J'ai fait un bond arrière cette année pour Yom Kippour à la synagogue : j'étais assise loin de mon mari et j'étais séparée par des lattes de bois...j'étais chez les Lubavitch. Le choix était simple: ils venaient d'arriver dans notre voisinage et marcher vers une synagogue aux Etats-unis, le jour de Yom Kippour est un miracle...autant en profiter. Bien que le service fût trés agréable, je n'ai pu m'empêcher de penser aux années en arrière.

Depuis mon arrivée aux Etats-Unis, il y a plus de 25 ans, j'ai joint différentes synagogues, toutes appartenant au mouvement conservatif "masorti": hommes et femmes assis ensemble; femmes lisant la Tora, portant kippa et talith ; femmes conduisant une partie du service ; en quelques mots, femmes en charge autant que les hommes.

Pour une juive tunisienne, c'est un grand pas en avant que de rentrer dans un de ces temples : je me souviens de la toute première fois, étonnée que l'on m'ait donné un livre de prières et de me voir assise à côté d'un homme,, et j'étais tellement époustoufflée, que j'en étais restée muette pendant tout le service.
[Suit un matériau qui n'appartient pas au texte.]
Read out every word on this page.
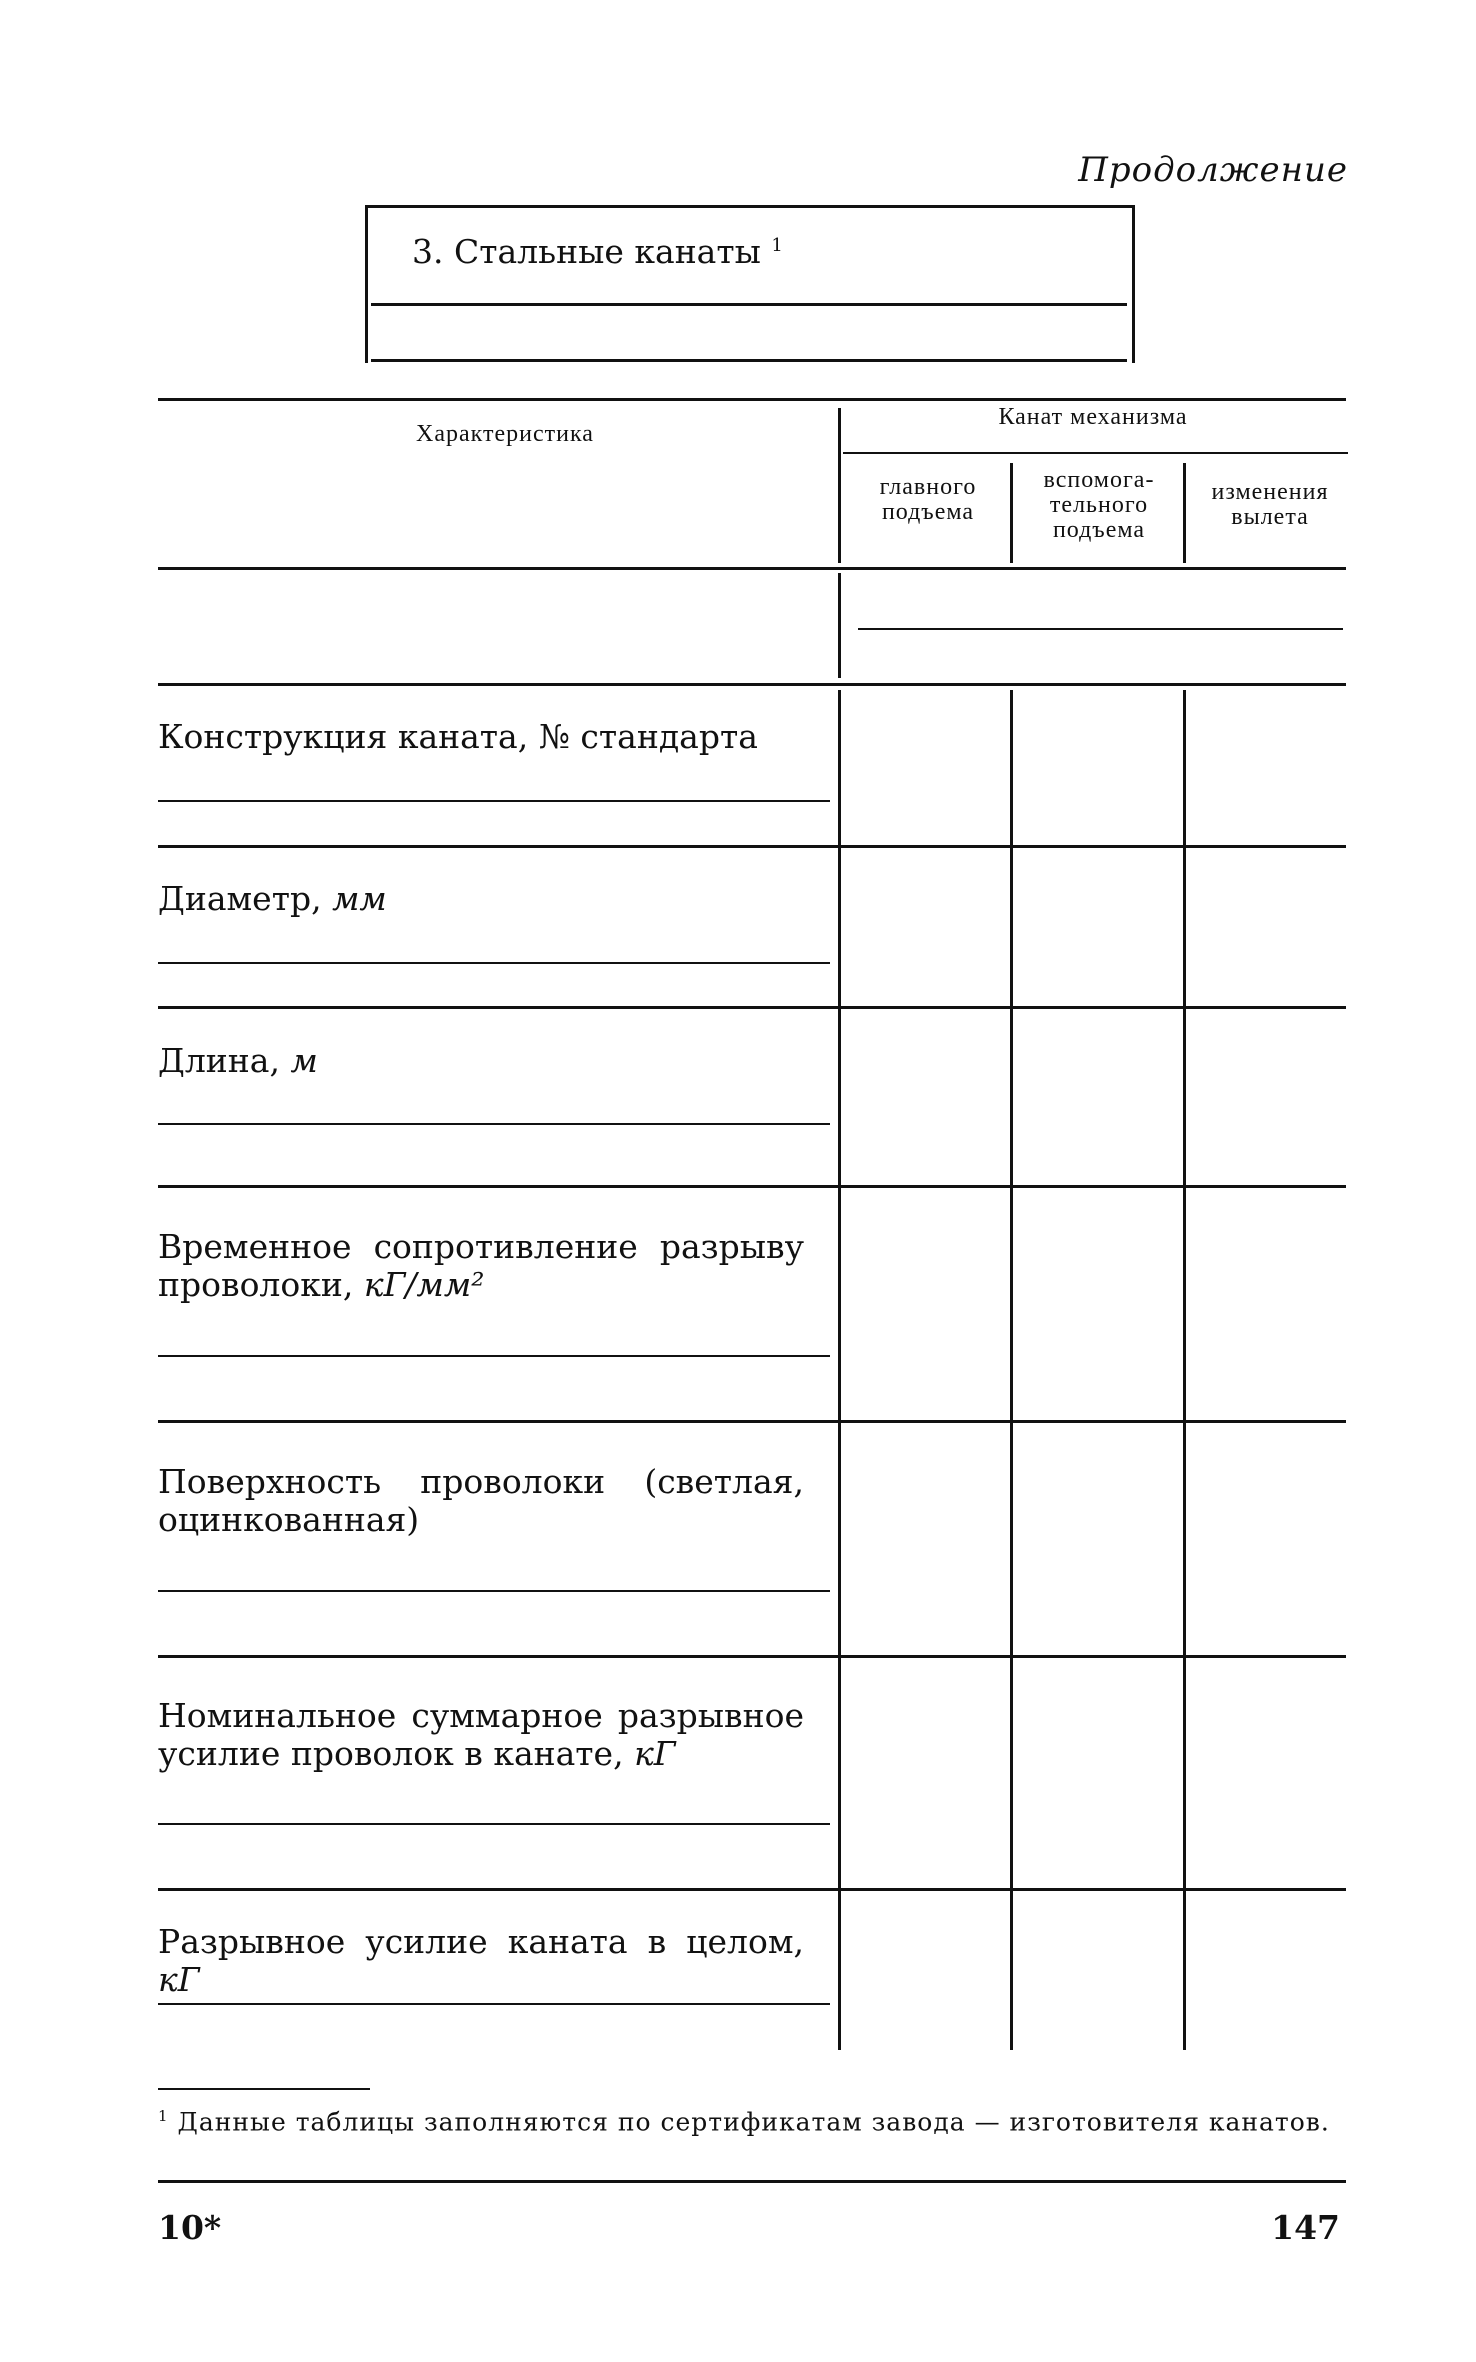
Продолжение
3. Стальные канаты $^1$
Характеристика
Канат механизма
главного
подъема
вспомога-
тельного
подъема
изменения
вылета
Конструкция каната, № стандарта
Диаметр, мм
Длина, м
Временное сопротивление разрыву проволоки, кГ/мм²
Поверхность проволоки (светлая, оцинкованная)
Номинальное суммарное разрывное усилие проволок в канате, кГ
Разрывное усилие каната в целом, кГ
$^1$ Данные таблицы заполняются по сертификатам завода — изготовителя канатов.
10*	147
Les années ont passé et les enfants sont nés. Quand mon fils a eu un an, mon père (déjà âgé) était venu me voir à Washington DC où nous vivions. Il voulait absolument visiter une synagogue "américaine". Nous vivions non loin d'une synagogue réforme et nous avions profité du vendredi soir pour assister à l'office : la synagogue était pleine, jeunes et moins jeunes chantaient "shalom aleichem", le hazzan avait une guitare, et le temple était tout simplement illuminé : qui étaient donc tous ces fidèles qui avaient trouvé le temps de passer une soirée entière à chanter et prier? Mon père, très moderne vis à vis de la religion, avait adoré ce côté exotique et peut-être quelque part exhubérant, de ces quelques juifs américains.

Mon pére aurait tant désiré que la religion se modernise ; il voyait la difficulté que les non-juifs avaient à se convertir ("pourquoi sommes nous si stricts, nous avons besoin de plus de juifs!") ou encore protestait-il devant les strictes règles du shabbat ("il y a 2000 ans, les frigidaires n'existaient pas".) Mon pére était un homme très moderne, très en avance sur son époque. Il aurait tant aimé voir plus de femmes à la tête de gouvernements, en un mot, il aurait désiré voir l'égalité des deux sexes. (Et bien sûr, il aurait tant aimé savoir que sa petite fille "l'américaine" avait fait sa batmistvah à Jérusalem et que la famille l'avait fêtée comme elle l'aurait fait pour un garçon. )

Comme tout enfant juif américain, mes enfants allaient au talmud torah du dimanche où filles et garçons étaient mélangés : ils apprenaient les mêmes choses, lisaient les mêmes prières, apprenaient à faire le pain du shabbat ou construisaient les décorations de la Succah. Bref ils se préparaient à leur majorité religieuse de la même façon.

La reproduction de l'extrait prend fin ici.